Elasticsearch analyzer settings and matching data

41 Views Asked by At

I'm trying an example using the same settings as in the documentation when creating an index

{
  "settings": {
    "analysis": {
      "analyzer": {
        "my_custom_analyzer": { 
          "char_filter": [
            "emoticons"
          ],
          "tokenizer": "punctuation",
          "filter": [
            "lowercase",
            "english_stop"
          ]
        }
      },
      "tokenizer": {
        "punctuation": { 
          "type": "pattern",
          "pattern": "[ .,!?]"
        }
      },
      "char_filter": {
        "emoticons": { 
          "type": "mapping",
          "mappings": [
            ":) => _happy_",
            ":( => _sad_"
          ]
        }
      },
      "filter": {
        "english_stop": { 
          "type": "stop",
          "stopwords": "_english_"
        }
      }
    }
  }
}

then I save a data to the index

POST /my-index-000003/_doc/1
{
  "content": "I'm feeling :) today, but the weather is quite gloomy :("
}

However, when I search for :) or happy, I can't find a match. Why?

1

There are 1 best solutions below

3
Val On BEST ANSWER

At indexing time :) gets replaced with _happy_ and :( with _sad_. So you cannot search for :) or :( anymore.

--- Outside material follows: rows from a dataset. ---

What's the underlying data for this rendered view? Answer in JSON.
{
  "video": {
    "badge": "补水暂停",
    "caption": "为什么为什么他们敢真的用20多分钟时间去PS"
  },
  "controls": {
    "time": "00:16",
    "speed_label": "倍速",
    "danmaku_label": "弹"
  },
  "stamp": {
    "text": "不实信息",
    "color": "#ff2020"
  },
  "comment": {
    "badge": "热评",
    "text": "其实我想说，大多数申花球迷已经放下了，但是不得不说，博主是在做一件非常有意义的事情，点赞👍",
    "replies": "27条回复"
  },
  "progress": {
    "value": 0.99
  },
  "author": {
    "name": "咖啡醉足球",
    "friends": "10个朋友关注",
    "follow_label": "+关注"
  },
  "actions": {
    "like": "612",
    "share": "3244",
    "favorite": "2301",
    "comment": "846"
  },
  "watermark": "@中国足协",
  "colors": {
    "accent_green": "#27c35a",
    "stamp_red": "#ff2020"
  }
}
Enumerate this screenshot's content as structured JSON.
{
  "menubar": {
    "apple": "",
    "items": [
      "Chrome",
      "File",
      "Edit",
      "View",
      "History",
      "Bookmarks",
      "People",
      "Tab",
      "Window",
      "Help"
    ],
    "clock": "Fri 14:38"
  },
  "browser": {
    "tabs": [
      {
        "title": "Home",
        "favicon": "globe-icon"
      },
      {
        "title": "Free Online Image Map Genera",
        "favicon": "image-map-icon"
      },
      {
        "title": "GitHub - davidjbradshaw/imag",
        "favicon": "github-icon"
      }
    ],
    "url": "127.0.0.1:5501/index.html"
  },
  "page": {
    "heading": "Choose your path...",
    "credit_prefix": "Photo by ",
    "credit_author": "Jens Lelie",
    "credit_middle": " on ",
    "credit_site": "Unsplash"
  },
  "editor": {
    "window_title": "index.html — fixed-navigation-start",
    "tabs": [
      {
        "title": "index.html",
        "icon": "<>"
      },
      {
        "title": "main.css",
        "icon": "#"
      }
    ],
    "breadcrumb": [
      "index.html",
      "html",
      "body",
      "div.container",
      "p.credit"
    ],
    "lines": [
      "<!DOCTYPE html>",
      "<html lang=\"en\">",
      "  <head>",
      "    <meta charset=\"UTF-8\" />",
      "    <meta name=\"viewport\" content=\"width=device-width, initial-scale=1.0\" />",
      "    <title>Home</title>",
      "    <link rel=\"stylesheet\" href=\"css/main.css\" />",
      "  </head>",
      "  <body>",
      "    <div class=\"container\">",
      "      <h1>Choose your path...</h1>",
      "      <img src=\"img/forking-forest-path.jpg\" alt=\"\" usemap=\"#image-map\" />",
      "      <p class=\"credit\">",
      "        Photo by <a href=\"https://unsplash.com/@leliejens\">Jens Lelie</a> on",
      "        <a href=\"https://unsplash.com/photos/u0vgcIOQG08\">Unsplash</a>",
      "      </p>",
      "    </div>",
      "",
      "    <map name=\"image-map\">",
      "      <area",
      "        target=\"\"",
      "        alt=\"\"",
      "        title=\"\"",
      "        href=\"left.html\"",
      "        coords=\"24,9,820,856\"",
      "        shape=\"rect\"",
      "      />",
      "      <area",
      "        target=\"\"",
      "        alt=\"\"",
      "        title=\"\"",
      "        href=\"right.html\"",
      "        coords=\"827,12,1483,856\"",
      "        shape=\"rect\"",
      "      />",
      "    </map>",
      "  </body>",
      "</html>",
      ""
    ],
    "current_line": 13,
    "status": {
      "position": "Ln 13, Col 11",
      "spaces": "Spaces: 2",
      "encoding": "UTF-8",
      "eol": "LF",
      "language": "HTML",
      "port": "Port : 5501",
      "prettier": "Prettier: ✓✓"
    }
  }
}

If you don't want your emoticons to be replaced, you need to use a synonyms token filter instead of a character filter.

If you search for happy that will not find _happy_, but if you search for _happy_ that will work, I was able to reproduce and that worked with the following query:

POST test/_search
{
  "query": {
    "match": {
      "content": "_happy_"
    }
  }
}

Note that this will only work if your content field is configured with the my_custom_analyzer analyzer

  "mappings": {
    "properties": {
      "content": {
        "type": "text",
        "analyzer": "my_custom_analyzer"
      }
    }
  }